Singapore firms have begun resuming operations in China as COVID-19 outbreak eases: Chee Hong Tat

Singapore firms have begun resuming operations in China as COVID-19 outbreak eases: Chee Hong Tat

People wear masks at a main shopping area after the city's emergency alert level for coronavir
People wear masks at a main shopping area after the city's emergency alert level for coronavirus disease (COVID-19) was downgraded, in Shanghai, China March 23, 2020. REUTERS/Aly Song

SINGAPORE: The COVID-19 outbreak in China is “stabilising with a progressive return to normalcy”, said Senior Minister of State for Trade and Industry Chee Hong Tat on Wednesday (Mar 25).

Many companies across China have gradually resumed their operations, while data from mid-March showed that around 80 per cent of Chinese workers have returned to work from their hometowns.

China’s commerce ministry has also introduced measures to support foreign firms, including expediting license approvals and resolving labour shortages, said Mr Chee.

Singapore firms have begun resuming operations in China, he added, citing a survey conducted by the Singapore Chamber of Commerce and Industry in China last month which showed around 70 per cent of firms doing so.

This figure is expected to rise as the situation in China gradually improves, he said in response to questions from Member of Parliament Saktiandi Supaat.

Mr Saktiandi had asked about the number of factories based in China, namely in Hubei, Zhejiang, Henan and Guangdong, that are run by Singapore small- and medium-sized enterprises (SMEs).
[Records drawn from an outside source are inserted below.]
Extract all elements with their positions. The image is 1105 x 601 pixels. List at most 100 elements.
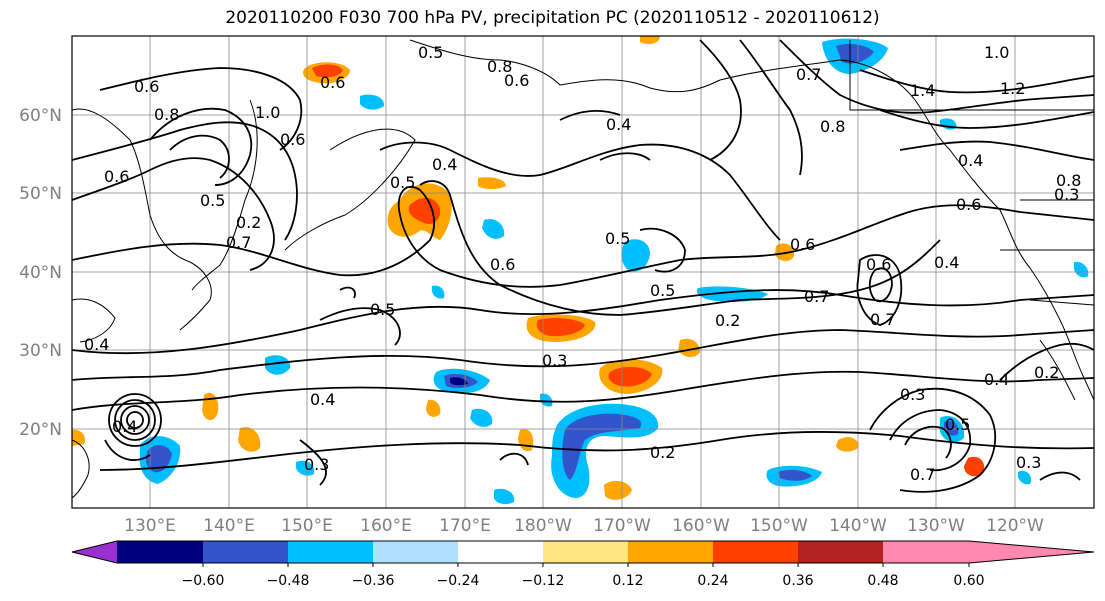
lon-label: 140°W [829, 516, 887, 536]
contour-label: 0.5 [370, 300, 395, 319]
contour-label: 0.6 [790, 235, 815, 254]
contour-label: 0.6 [104, 167, 129, 186]
contour-label: 0.4 [606, 115, 631, 134]
colorbar-tick-label: −0.24 [437, 573, 480, 589]
lat-label: 20°N [19, 420, 62, 440]
lon-label: 120°W [986, 516, 1044, 536]
colorbar: −0.60 −0.48 −0.36 −0.24 −0.12 0.12 0.24 … [71, 540, 1095, 589]
contour-label: 0.3 [1054, 185, 1079, 204]
contour-label: 0.4 [310, 390, 335, 409]
colorbar-tick-label: 0.60 [953, 573, 984, 589]
precip-negative-region [562, 413, 642, 480]
lat-label: 60°N [19, 106, 62, 126]
precip-negative-region [1018, 470, 1032, 485]
lon-label: 130°W [907, 516, 965, 536]
colorbar-swatch [203, 541, 288, 563]
lon-label: 170°W [593, 516, 651, 536]
contour-label: 0.4 [84, 335, 109, 354]
colorbar-tick-label: −0.12 [522, 573, 565, 589]
lon-label: 160°E [360, 516, 412, 536]
precip-positive-region [640, 36, 660, 44]
colorbar-swatch [628, 541, 713, 563]
colorbar-tick-label: −0.60 [182, 573, 225, 589]
contour-label: 1.2 [1000, 79, 1025, 98]
contour-labels: 0.5 0.8 0.6 0.6 0.6 0.8 1.0 0.5 0.7 0.4 … [84, 43, 1081, 484]
lat-label: 50°N [19, 184, 62, 204]
colorbar-swatch [373, 541, 458, 563]
latitude-labels: 60°N 50°N 40°N 30°N 20°N [19, 106, 62, 440]
contour-label: 1.0 [984, 43, 1009, 62]
precip-positive-region [478, 177, 506, 189]
precip-positive-region [964, 456, 985, 477]
lon-label: 160°W [672, 516, 730, 536]
precip-positive-region [836, 437, 859, 452]
colorbar-tick-label: −0.36 [352, 573, 395, 589]
precip-negative-region [621, 239, 650, 272]
lon-label: 150°W [750, 516, 808, 536]
contour-label: 0.6 [504, 71, 529, 90]
precip-negative-region [836, 44, 874, 64]
map-title: 2020110200 F030 700 hPa PV, precipitatio… [225, 8, 880, 28]
contour-label: 0.4 [958, 151, 983, 170]
precip-negative-region [432, 285, 445, 299]
colorbar-swatch [117, 541, 203, 563]
pv-contours [72, 39, 1094, 493]
contour-label: 0.5 [650, 281, 675, 300]
contour-label: 0.4 [984, 370, 1009, 389]
lon-label: 140°E [203, 516, 255, 536]
precip-negative-region [482, 218, 505, 239]
lat-label: 30°N [19, 341, 62, 361]
colorbar-extend-min [72, 541, 117, 563]
colorbar-outline [71, 540, 1095, 564]
contour-label: 0.6 [490, 255, 515, 274]
precip-negative-region [494, 488, 515, 505]
contour-label: 1.4 [910, 81, 935, 100]
colorbar-tick-label: 0.24 [697, 573, 728, 589]
contour-label: 0.3 [304, 455, 329, 474]
contour-label: 0.3 [542, 351, 567, 370]
precip-negative-region [296, 460, 315, 476]
contour-label: 0.6 [320, 73, 345, 92]
contour-label: 0.2 [650, 443, 675, 462]
colorbar-swatch [713, 541, 798, 563]
longitude-labels: 130°E 140°E 150°E 160°E 170°E 180°W 170°… [124, 516, 1044, 536]
precip-positive-region [312, 64, 343, 78]
precip-positive-region [604, 480, 632, 500]
map-plot-area: 0.5 0.8 0.6 0.6 0.6 0.8 1.0 0.5 0.7 0.4 … [71, 35, 1095, 509]
contour-label: 0.8 [487, 57, 512, 76]
precip-negative-region [265, 355, 291, 375]
contour-label: 0.7 [910, 465, 935, 484]
contour-label: 0.8 [1056, 171, 1081, 190]
contour-label: 0.8 [154, 105, 179, 124]
contour-label: 0.2 [1034, 363, 1059, 382]
precip-negative-region [360, 94, 385, 110]
coastlines [72, 39, 1094, 499]
contour-label: 0.6 [956, 195, 981, 214]
colorbar-tick-label: 0.48 [867, 573, 898, 589]
contour-label: 0.2 [236, 213, 261, 232]
contour-label: 0.8 [820, 117, 845, 136]
lon-label: 150°E [281, 516, 333, 536]
lon-label: 130°E [124, 516, 176, 536]
colorbar-tick-label: 0.36 [782, 573, 813, 589]
colorbar-swatch [458, 541, 543, 563]
contour-label: 0.7 [870, 310, 895, 329]
contour-label: 0.5 [200, 191, 225, 210]
contour-label: 0.4 [112, 417, 137, 436]
contour-label: 0.2 [715, 311, 740, 330]
lon-label: 180°W [514, 516, 572, 536]
precip-negative-region [450, 377, 468, 386]
precip-positive-region [536, 317, 585, 337]
contour-label: 0.6 [280, 130, 305, 149]
contour-label: 0.5 [945, 415, 970, 434]
contour-label: 0.6 [134, 77, 159, 96]
colorbar-tick-label: 0.12 [612, 573, 643, 589]
precip-negative-region [778, 469, 812, 481]
lon-label: 170°E [439, 516, 491, 536]
colorbar-tick-label: −0.48 [267, 573, 310, 589]
graticule [72, 36, 1094, 508]
precip-positive-region [678, 338, 700, 358]
colorbar-ticks [202, 563, 970, 567]
contour-label: 0.5 [418, 43, 443, 62]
He also wanted to know if authorities saw a need to relocate these factories and if assistance would be available to SMEs that wished to move their operations.

Authorities do not have data on the number of factories that local SMEs set up overseas, Mr Chee said in his reply.

But he noted that Singapore’s direct investment abroad (DIA) across Hubei, Zhejiang, Henan and Guangdong account for about 17 per cent of the country’s total DIA in China.

DIA refers to an investment where a Singapore direct investor owns 10 per cent or more of the ordinary shares or voting power in an overseas enterprise.

Mr Chee also said that the decision to relocate factories in these four Chinese provinces is a "commercial" one.

Given the size and growth potential of the Chinese economy, many businesses are “likely to see continued value” in keeping some production capabilities close to their final demand markets in China, he added.

Mr Chee said SMEs may tap on the Enterprise Financing Scheme if they wish to relocate their operations.

For those looking to explore new markets, they may also benefit from Enterprise Singapore’s network of Overseas Centres, the enhanced Market Readiness Assistance grant and the Singapore Business Federation’s advisory services on internationalisation.

READ: China's imported COVID-19 cases spike as fears grow of second wave

READ: COVID-19: China to lift travel curbs on Hubei province, including Wuhan

China, where COVID-19 first emerged in December last year, has seen a drop in new infections in recent weeks. It reported 78 new cases of the deadly coronavirus on Tuesday, with the vast majority being brought in from overseas.

Local officials in the central Hubei province also said on Tuesday that travel curbs will be lifted after a two-month lockdown.

Thus far, there have been more than 81,000 cases of infections in China, with 3,277 deaths.